The expression Court of Record has not been defined in the Constitution of India. Article 129 however, declares the Supreme Court to be a Court of Record, while Article 215 declares a High Court also to be a Court of Record.
A court of record is a court, the records of which are admitted to be of evidentiary value and are not to be questioned when produced before any court. The power that courts of record enjoy to punish for contempt is a part of their inherent jurisdiction and is essential to enable the courts to administer justice according to law in a regular, orderly and effective manner and to uphold the majesty of law and prevent interference in the due administration of justice.
According to Jowitt, Dictionary of English Law, First Edition (p. 526) a court of Record has been defined as:
“A Court whereof the acts and judicial proceedings are enrolled for a perpetual memory and testimony, and which has power to fine and imprison for contempt of its authority.”

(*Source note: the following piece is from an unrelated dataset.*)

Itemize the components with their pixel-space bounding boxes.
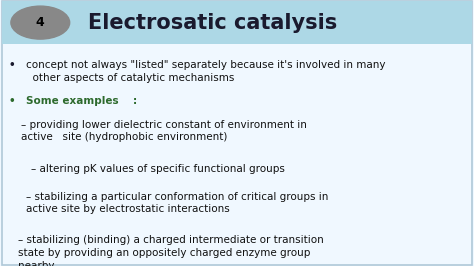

Wharton’s Law Lexicon, explains a court of record as:-
“Record, courts of, those whose judicial acts and proceedings are enrolled on parchment, for a perpetual memorial and testimony; which rolls are called the Records of the Courts, and are of such high and super eminent authority that their truth is not to be called in question. Courts of Record are of two classes – Superior and Inferior. Superior Courts of Record include the House of Lords, the Judicial Committee, the Court of Appeal, the High Court, and a few others. The Mayor’s Court of London, the County Courts, Coroner’s Courts, and other are Inferior Courts, of Record, of which the County Courts are the most important. Every superior court of record has authority to fine and imprison for contempt of its authority; an inferior court of record can only commit for contempts committed in open courts, in facie curice”
Nigel Lowe and Brenda Sufrin in their treatise on the Law of Contempt (Third Edition) (Butterworths 1996), while dealing with the jurisdiction and powers of a Courts of Record in respect of criminal contempt say:
“The contempt jurisdiction of courts of record forms part of their inherent jurisdiction.
The power that courts of record enjoy to punish contempts is part of their inherent jurisdiction. The juridical basis of the inherent jurisdiction has been well described by Master Jacob as being:
‘the authority of the judiciary to uphold, to protect and to fulfil the judicial function of administering justice according to law in a regular, orderly and effective manner.’
Such a power is not derived from statute nor truly from the common law but instead flows from the very concept of a court of law.”
All courts of record have an inherent jurisdiction to punish contempts committed in their face but the inherent power to punish contempts committed outside the court resides exclusively in superior courts of record.
Superior Courts of records have an inherent superintendent jurisdiction to punish contempts committed in connection with proceedings before inferior courts.”